Ontario could soon add hundreds of new cannabis stores
After weeks of buildup and speculation, Ontario's PC government has finally released its first provincial budget — and, as expected, many changes are afoot.
From drinking in parks and putting alcohol on convenience store shelves to letting bars serve at 9 a.m. and stocking casinos with free booze, Doug Ford's Government for the People™ made no bones about how much it values Ontario's right to get effed up.
Beer, wine and liquor aren't the only legal mind-altering substances available in the province, however, and weed smokers want more than a handful of retail stores to choose from.
The government wants to help by lifting its previously-imposed cap on the number of stores permitted to open across Ontario.
As it stands now, only 25 retail licenses have been authorized by the province — five of them in Toronto — thanks to what Ontario finance minister Vic Fedeli called "national supply shortages" back in December.
Supply remains an issue, according to the budget tabled today, but the government "remains committed to moving towards an open allocation of licenses where the number of stores is limited only by market demand."

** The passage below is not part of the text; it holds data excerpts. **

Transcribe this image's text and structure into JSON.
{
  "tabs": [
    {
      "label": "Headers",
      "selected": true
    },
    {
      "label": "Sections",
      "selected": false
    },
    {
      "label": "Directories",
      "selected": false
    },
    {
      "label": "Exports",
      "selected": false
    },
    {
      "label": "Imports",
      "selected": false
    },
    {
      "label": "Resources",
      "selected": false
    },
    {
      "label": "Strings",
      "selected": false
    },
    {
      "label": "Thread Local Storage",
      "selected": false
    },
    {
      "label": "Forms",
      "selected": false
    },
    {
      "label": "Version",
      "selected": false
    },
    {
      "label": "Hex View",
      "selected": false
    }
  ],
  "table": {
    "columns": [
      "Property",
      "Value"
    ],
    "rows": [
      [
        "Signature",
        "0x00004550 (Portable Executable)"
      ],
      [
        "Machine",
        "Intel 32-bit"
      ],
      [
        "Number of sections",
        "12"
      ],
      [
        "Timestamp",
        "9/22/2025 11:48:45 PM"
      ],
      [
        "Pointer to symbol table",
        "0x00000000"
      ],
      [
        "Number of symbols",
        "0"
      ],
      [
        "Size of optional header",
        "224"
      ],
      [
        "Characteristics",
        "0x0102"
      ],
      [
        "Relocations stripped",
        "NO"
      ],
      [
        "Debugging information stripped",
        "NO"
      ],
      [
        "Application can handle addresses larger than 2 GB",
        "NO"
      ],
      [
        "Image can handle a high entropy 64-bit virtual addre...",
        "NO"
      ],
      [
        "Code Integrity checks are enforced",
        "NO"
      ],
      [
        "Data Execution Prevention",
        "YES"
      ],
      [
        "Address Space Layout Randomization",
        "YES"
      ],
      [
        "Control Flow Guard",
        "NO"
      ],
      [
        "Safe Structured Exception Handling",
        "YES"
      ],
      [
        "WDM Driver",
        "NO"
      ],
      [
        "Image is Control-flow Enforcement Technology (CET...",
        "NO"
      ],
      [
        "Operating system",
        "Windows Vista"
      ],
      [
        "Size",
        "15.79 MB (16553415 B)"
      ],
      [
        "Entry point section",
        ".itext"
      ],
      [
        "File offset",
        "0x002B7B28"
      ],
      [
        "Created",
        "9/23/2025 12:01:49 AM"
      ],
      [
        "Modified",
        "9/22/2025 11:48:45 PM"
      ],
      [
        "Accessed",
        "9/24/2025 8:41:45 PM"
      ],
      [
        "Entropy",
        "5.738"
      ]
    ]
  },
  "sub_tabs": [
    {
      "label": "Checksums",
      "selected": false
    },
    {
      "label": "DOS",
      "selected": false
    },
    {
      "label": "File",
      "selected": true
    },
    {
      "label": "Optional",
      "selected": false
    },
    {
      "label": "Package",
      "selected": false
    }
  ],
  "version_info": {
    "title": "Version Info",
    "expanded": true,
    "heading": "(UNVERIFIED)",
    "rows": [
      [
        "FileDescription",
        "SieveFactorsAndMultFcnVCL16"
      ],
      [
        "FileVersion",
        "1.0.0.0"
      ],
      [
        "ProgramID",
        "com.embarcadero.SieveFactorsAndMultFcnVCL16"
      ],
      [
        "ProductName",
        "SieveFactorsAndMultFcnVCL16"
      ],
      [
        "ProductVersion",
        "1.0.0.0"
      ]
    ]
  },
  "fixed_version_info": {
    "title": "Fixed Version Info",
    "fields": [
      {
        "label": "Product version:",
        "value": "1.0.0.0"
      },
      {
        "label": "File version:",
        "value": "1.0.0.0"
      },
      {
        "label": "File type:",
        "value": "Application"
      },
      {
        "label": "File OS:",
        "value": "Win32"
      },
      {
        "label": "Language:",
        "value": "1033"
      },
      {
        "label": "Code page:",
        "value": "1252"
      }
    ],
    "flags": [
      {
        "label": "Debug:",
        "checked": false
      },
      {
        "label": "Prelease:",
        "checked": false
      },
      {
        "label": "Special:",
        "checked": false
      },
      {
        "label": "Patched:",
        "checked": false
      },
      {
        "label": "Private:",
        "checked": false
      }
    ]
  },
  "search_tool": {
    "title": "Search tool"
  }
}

"To enable the opening of additional licensed stores, the government will develop a process to allow the AGCO to pre-qualify operators that seek to enter the market and participate in future allocations of retail store authorizations," reads the government's budget website.
"When Ontario has determined that the federal government has provided for enough reliable supply, it will issue further retail store authorizations, including in municipalities with a population of less than 50,000 and in First Nation communities," reads the budget document.
Ontario says that it has formally asked Canada's federal government to take concrete steps in addressing supply chain issues that have resulted in a national weed shortage.
Once satisfied that there is enough recreational cannabis in Canada to go around, the provincial government says that it will start the process of lifting its cap from 25 stores to unlimited, as was originally intended as of April 1 after legalization in Canada.